Pure, stateless tokenizer for VT/ANSI escape sequences.
Takes a binary and returns a list of typed tokens plus a leftover binary
containing any trailing bytes that form an incomplete sequence. The leftover
is meant to be prepended to the next chunk of input (see Vtex.Input.Stream).
The tokenizer implements
Paul Williams' ANSI parser state machine
as faithfully as a stateless tokenizer can. Within a control sequence it
reproduces the csi_entry / csi_param / csi_intermediate / csi_ignore
sub-states — parameter and intermediate bytes are collected into separate
buffers, and a malformed ordering drops into csi_ignore, which swallows the
rest of the sequence and emits nothing, exactly as the diagram specifies. It
also honours the diagram's "anywhere" transitions: an ESC restarts parsing,
CAN/SUB abort the sequence, other C0 controls are passed through (executed
in place) while the sequence continues, and DEL is ignored. It has no state
and no side effects, so it is fully testable with raw strings.
A handful of details still differ from the reference parser — see "Deviations from the reference parser" below.
Token types
{:text, binary()} # run of printable / control bytes
{:csi, params, intermediates, final} # ESC [ <params> <intermediates> <final>
{:ss3, byte()} # ESC O X
{:osc, payload :: binary()} # ESC ] ... ST
{:esc, byte()} # ESC <other>
{:invalid, binary()} # failed / rejected sequenceFor :csi, params and intermediates are binaries and final is a byte.
For example ESC [ ? 2 5 h tokenizes to {:csi, "25", "?", ?h} — the private
marker ? lands in intermediates, the digits in params.

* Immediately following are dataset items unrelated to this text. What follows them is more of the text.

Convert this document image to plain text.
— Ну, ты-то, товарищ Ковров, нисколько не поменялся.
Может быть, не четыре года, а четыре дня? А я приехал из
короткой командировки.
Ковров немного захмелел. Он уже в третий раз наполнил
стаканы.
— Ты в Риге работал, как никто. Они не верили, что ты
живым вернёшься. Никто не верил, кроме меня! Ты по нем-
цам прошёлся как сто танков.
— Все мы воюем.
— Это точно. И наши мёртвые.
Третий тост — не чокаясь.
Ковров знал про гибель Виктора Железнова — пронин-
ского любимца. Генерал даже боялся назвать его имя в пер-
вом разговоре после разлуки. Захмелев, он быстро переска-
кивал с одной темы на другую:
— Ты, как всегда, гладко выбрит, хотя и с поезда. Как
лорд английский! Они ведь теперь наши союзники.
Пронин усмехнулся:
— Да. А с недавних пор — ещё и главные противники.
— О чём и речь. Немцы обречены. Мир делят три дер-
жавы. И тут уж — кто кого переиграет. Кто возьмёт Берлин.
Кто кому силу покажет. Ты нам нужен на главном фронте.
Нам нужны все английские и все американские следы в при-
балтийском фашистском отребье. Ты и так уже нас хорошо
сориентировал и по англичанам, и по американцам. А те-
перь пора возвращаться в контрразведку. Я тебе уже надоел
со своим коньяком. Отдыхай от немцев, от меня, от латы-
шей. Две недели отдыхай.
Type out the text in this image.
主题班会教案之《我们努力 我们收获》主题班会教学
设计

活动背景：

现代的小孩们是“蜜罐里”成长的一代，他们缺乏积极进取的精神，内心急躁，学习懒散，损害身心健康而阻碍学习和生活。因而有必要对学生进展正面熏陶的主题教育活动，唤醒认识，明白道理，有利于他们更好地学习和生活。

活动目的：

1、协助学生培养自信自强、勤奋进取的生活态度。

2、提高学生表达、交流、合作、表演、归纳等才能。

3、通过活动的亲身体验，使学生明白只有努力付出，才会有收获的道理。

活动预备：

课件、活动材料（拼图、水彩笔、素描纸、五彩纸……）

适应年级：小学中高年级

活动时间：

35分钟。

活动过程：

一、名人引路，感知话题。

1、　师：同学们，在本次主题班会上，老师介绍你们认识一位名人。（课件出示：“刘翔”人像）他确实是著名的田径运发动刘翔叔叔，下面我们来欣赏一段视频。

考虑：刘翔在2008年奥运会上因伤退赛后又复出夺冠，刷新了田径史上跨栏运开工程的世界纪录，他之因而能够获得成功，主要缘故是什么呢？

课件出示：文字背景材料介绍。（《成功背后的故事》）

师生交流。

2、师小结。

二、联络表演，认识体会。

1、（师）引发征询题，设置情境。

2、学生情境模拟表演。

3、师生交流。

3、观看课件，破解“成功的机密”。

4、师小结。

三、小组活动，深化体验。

Truncated sequences are never emitted as tokens; they are returned as the leftover binary so the caller can buffer them until more bytes arrive.
Byte ranges
- CSI parameter bytes:
0x30..0x39and;— collected intoparams - CSI intermediate / private-marker bytes:
0x20..0x2Fand0x3C..0x3F— collected intointermediates - CSI final byte:
0x40..0x7E - SS3:
ESC O <byte>— always exactly three bytes - OSC:
ESC ] <payload> STwhere ST isESC \orBEL(0x07)
DCS, APC, PM and SOS strings are recognised and immediately rejected
as {:invalid, ...} — no game/BBS context needs them, and their unbounded
payloads are a denial-of-service vector.
Deviations from the reference parser
This is a tokenizer, not a terminal, so a few parts of the diagram are intentionally absent or differ:
- The "anywhere" transitions are honoured only inside a CSI.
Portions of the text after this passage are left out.